LEGAL UPDATE | IBC | NCLAT
DECISION IN ESSAR STEEL INSOLVENCY PROCEEDINGS
The National Company Law Appellate Tribunal (NCLAT) has recently on 4 July 2019 laid down important principles on the corporate insolvency resolution process in Standard Chartered Bank v Satish Kumar Gupta which related to the insolvency proceedings of Essar Steel India Limited (Corporate Debtor) under the Insolvency and Bankruptcy Code, 2016 (IBC).
The Committee of Creditors of the Corporate Debtor approved the
resolution plan that was submitted by Arcelor Mittal India Private
Limited and this resolution plan was also approved by the National
Company Law Tribunal, Ahmedabad (NCLT) with certain modifications. This was challenged by some operational creditors, employees and the Government.
In its decision, NCLAT laid down the following principles:
- Once the debt secured by a guarantee is paid pursuant to payments to
the lenders under a resolution plan, the guarantee ceases to have
effect.
- In this case, the successful resolution applicant had left it
to the Committee of Creditors to decide the distribution of payments
pursuant to the resolution plan to the various creditors. NCLAT held
that this was not in consonance with Section 30 of the IBC read with
Regulation 38 of the IBBI (Insolvency Resolution Process for Corporate
Persons) Regulations, 2016. The Committee of Creditors cannot decide the
distribution of payments to the various creditors pursuant to a
resolution plan and such distribution must be decided by the resolution
applicant alone. The only role of the Committee of Creditors is to
decide on the viability and feasibility of the resolution plan and
whether the resolution applicant is ineligible under Section 29A of the
IBC. Further, the Committee of Creditors cannot delegate these powers to
a sub-committee as was done in this case.

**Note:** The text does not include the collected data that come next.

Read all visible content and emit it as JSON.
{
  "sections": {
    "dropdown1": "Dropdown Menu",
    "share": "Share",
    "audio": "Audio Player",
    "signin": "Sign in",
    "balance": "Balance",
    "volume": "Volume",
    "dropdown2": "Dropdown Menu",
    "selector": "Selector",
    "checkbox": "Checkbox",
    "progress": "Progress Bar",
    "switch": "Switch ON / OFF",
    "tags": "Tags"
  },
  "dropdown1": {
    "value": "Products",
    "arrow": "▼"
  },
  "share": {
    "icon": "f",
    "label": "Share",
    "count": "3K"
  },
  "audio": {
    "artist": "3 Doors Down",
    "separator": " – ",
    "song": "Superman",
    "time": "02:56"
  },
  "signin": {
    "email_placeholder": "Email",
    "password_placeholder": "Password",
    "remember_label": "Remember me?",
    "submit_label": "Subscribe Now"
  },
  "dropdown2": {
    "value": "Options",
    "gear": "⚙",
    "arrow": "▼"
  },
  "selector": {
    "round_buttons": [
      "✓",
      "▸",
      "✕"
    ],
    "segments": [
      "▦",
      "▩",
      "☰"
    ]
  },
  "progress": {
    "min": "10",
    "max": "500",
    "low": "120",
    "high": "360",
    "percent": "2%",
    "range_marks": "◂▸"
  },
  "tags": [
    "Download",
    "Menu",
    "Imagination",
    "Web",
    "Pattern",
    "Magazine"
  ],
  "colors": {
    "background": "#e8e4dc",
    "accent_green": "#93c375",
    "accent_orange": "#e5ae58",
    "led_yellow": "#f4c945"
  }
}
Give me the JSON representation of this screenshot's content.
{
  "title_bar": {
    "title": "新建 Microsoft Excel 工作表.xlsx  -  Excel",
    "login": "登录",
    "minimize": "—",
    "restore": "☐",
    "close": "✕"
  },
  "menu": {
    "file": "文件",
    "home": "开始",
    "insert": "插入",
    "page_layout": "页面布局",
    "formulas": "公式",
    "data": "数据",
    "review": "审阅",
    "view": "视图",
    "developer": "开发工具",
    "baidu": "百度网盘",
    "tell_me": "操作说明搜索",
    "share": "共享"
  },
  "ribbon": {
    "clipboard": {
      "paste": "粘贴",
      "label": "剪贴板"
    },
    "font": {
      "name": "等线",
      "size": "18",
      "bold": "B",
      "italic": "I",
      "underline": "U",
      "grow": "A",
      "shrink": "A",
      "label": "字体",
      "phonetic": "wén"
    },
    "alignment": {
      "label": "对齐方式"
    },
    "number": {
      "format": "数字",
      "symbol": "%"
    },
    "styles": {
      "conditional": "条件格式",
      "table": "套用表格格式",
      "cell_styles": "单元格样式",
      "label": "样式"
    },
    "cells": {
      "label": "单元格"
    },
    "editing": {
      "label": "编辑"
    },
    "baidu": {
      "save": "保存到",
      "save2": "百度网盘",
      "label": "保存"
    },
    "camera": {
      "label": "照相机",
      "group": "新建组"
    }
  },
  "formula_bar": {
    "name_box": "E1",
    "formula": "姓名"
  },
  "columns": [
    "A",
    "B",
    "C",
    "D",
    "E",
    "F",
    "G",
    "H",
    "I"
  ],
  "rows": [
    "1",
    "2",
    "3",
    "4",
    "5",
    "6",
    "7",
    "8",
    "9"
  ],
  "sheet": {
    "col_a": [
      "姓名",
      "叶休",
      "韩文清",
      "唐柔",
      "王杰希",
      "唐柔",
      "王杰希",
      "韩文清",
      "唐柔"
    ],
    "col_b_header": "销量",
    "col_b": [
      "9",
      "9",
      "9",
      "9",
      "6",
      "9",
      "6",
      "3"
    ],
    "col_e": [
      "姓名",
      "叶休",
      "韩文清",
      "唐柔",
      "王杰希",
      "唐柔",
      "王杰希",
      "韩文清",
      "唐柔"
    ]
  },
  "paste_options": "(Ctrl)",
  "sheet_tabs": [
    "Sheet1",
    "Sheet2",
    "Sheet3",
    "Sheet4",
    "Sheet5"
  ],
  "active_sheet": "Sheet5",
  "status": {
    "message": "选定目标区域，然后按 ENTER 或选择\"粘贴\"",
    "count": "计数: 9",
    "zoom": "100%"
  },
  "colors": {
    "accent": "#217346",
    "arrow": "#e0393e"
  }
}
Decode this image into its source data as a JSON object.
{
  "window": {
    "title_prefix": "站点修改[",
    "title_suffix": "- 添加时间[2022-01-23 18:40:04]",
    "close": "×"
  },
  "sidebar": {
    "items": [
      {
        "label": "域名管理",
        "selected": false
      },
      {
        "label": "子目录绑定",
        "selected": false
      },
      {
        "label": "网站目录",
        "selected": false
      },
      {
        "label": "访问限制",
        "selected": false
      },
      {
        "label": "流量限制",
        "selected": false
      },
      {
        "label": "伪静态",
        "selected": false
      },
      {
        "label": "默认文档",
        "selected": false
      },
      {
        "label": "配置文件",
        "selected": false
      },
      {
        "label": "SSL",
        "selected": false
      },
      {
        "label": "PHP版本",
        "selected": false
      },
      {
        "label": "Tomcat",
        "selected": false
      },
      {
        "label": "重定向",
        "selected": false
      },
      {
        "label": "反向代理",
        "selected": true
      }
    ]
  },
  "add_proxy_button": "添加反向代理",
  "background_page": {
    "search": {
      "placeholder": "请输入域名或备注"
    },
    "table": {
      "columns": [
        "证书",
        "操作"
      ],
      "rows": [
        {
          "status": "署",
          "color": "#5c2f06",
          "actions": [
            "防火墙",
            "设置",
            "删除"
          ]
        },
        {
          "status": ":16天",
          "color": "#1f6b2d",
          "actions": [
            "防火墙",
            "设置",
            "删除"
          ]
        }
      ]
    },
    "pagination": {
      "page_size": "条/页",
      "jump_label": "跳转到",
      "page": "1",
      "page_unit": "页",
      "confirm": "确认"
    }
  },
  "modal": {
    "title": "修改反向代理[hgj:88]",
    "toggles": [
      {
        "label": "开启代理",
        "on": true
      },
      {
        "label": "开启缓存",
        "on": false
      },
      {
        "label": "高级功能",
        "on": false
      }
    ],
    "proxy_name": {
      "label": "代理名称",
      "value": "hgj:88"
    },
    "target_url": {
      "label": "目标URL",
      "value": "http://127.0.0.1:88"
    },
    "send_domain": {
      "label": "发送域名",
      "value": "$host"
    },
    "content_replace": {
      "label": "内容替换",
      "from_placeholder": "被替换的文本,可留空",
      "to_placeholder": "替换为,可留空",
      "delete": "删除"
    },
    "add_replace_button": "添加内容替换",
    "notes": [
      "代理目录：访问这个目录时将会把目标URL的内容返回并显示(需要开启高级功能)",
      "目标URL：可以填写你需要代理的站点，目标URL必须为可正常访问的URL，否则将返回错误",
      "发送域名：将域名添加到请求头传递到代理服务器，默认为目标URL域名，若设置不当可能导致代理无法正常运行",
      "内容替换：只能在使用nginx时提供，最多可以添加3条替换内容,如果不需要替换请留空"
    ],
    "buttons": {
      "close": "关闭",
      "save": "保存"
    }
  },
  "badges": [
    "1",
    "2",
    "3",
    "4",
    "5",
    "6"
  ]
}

- There was a huge disparity in the distribution of amounts under
the resolution plan to the various stakeholders. The financial
creditors had been given up to approximately 91% of the amounts
outstanding from the Corporate Debtor and the operational creditors had
in most cases not been allotted any amount. This was contrary to the IBC
and the principles laid down by the Supreme Court. All stakeholders
under the IBC including the financial creditors and the operational
creditors must be treated equitably in the distribution of amounts
pursuant to a resolution plan. The manner of distribution of amounts to
the financial creditors and operational creditors must be done based on
the following formula:
Amount offered in the resolution plan x 100 = % due to each creditor*
Total amount due to creditors*
*includes both financial creditors and operational creditors
Based on this formula it was held that the financial creditors and operational creditors were each entitled to 60.7% of the outstanding dues.